Wenn ich jetzt stark bleibe, werde ich mich morgen großartig fühlen. Wenn ich jetzt schwach werde, fühle ich mich sofort großartig.
Tag 1 – Dritter Anlauf
Soll ich mich jetzt wirklich ärgern? Es läuft doch super, alles in allem. De facto lebe ich seit knapp einer Woche gesund – auch wenn heute wieder Tag eins ist. Ich geh zum Sport, koche, räum die Wohnung auf, war im Museum und lese einen Klassiker. Das wird schon. Irgendwann wird es mir furchtbar auf die Nerven gehen, dass ich jedes Mal wieder umfalle – und dann läuft das. »Erfolg ist ein Prozess, der von Scheitern begleitet ist«, hat irgendein verrückter Ballonfahrer gesagt, der gerade einen Weltrekord in den Sand gesetzt hat. Sich nicht mit Misserfolgen aufhalten, sondern einfach weitermachen.
Erfolg ist ein Prozess, der von Scheitern begleitet wird.
Tag 3 – Federleicht
Gestern war ich auf einer Party und habe dort Unmengen Mineralwasser getrunken. Ich fand mich gut. Obschon ich mich durchaus schon besser amüsiert habe auf Partys. Nicht weil ich mich rechtfertigen müsste oder es irgendeinen interessieren würde, was ich im Glas habe.

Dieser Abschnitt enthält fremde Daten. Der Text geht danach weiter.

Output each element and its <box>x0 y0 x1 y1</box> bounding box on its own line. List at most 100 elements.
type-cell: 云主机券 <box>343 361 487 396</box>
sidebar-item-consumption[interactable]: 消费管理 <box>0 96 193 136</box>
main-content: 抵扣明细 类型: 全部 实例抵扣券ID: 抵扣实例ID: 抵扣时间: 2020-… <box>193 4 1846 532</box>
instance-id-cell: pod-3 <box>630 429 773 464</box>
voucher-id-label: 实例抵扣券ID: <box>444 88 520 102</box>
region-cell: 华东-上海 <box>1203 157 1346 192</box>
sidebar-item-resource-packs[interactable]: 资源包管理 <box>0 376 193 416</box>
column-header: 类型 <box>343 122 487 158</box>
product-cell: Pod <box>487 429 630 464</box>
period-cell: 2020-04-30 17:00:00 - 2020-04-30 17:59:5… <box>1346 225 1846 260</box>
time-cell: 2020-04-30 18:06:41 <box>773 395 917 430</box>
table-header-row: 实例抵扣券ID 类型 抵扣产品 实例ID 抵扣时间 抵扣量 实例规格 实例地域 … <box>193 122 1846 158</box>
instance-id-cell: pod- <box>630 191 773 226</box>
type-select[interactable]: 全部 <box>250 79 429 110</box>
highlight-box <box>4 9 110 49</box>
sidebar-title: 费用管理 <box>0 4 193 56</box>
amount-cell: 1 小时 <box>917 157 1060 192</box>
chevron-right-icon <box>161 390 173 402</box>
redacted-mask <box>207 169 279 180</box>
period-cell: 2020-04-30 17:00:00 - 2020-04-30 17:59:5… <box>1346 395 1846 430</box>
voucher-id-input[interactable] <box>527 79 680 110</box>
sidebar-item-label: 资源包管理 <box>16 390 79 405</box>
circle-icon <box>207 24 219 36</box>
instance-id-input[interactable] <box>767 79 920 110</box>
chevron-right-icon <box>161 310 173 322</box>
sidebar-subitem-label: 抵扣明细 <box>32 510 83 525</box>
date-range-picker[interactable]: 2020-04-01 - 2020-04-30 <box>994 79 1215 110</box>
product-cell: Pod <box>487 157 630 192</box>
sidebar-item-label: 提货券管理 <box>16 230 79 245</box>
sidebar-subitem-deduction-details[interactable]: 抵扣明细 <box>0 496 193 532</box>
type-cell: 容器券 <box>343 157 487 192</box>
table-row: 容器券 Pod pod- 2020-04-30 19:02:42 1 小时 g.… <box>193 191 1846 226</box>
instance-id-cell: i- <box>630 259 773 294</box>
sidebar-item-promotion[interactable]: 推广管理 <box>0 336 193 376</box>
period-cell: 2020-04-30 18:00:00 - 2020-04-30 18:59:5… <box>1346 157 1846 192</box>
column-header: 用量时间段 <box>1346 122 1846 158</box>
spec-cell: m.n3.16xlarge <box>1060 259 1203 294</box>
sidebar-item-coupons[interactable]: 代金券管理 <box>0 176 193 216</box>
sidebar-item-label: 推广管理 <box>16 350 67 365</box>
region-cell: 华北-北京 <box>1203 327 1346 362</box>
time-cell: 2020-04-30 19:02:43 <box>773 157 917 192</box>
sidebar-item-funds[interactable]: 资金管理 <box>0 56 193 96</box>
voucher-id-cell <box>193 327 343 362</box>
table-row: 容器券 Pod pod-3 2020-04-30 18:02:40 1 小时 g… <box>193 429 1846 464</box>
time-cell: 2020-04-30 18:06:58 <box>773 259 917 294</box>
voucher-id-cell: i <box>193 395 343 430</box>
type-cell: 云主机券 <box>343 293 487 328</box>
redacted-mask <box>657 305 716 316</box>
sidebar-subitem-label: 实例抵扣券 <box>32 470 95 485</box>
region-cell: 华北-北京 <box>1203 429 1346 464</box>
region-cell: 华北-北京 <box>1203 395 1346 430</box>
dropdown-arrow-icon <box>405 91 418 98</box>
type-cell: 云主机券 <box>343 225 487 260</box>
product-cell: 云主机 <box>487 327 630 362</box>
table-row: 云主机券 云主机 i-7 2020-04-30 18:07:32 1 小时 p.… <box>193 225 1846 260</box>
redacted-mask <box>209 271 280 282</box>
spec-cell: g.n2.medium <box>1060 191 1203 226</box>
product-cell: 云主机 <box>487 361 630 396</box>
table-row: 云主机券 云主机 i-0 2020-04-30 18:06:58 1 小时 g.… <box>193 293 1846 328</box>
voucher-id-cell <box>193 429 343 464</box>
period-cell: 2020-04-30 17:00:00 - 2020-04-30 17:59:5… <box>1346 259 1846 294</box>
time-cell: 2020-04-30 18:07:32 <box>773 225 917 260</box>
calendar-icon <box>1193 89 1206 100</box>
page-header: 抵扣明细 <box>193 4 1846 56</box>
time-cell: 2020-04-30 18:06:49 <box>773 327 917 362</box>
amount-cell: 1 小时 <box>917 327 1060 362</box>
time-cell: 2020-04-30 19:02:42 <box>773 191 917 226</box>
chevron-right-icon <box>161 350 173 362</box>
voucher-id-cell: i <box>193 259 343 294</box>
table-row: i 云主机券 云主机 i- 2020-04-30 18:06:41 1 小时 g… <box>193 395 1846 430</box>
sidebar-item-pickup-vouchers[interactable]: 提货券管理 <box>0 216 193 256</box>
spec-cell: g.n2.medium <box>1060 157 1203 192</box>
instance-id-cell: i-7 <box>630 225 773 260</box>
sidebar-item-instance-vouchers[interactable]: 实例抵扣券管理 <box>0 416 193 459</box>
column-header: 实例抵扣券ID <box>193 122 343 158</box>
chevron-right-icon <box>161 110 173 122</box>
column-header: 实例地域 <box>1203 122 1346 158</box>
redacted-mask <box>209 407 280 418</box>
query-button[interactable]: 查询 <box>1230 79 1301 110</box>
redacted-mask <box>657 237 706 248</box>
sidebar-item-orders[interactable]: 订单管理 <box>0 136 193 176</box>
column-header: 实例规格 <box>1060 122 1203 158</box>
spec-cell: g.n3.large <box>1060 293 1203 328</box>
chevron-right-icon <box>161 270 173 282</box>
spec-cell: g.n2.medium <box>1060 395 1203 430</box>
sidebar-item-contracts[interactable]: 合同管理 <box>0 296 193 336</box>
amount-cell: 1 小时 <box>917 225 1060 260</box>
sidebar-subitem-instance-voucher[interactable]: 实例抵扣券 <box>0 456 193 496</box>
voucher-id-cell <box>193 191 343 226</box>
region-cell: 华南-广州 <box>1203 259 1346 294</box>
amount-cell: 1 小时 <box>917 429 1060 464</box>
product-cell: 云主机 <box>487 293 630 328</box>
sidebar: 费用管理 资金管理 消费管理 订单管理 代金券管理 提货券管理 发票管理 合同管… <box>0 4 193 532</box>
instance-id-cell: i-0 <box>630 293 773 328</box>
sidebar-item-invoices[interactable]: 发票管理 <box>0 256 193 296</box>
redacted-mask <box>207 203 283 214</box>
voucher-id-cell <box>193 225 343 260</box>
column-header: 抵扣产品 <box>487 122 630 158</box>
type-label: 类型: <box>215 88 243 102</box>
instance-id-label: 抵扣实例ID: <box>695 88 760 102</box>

Sondern weil ich ausgeschlossen bin von der bier- und weinseligen Ausgelassenheit der anderen. Ich werde gereizt und in mich gekehrt und denke, dass ich auch ein Schild um den Hals tragen könnte mit der Aufschrift »Ich bin eine Spaßbremse«. Zwischendurch fühle ich mich auch total überlegen, als ich glasklar die immer schwerer werdenden Zungen meiner Kollegen analysiere. Aber das macht es nicht besser. Das feuchtfröhliche Geschwätz geht an mir vorbei. Selbstverliebtes Journalistengelaber
nervt mich. Die meisten Geschichten kenne ich eh schon. Wäre ich angeheitert, würde ich vermutlich jetzt zum dritten Mal von meinem Boris-Johnson-Interview erzählen oder von der Gartenparty der Queen. Und die ganze Zeit dröhnt diese Stimme in meinem Kopf: »Sei stark, sei stark, sein stark – und du wirst dich morgen großartig fühlen.« Ich kriege nichts mit von der Party. Weil ich den gan-zen Abend über nur an den Wein denke, den ich nicht trinke.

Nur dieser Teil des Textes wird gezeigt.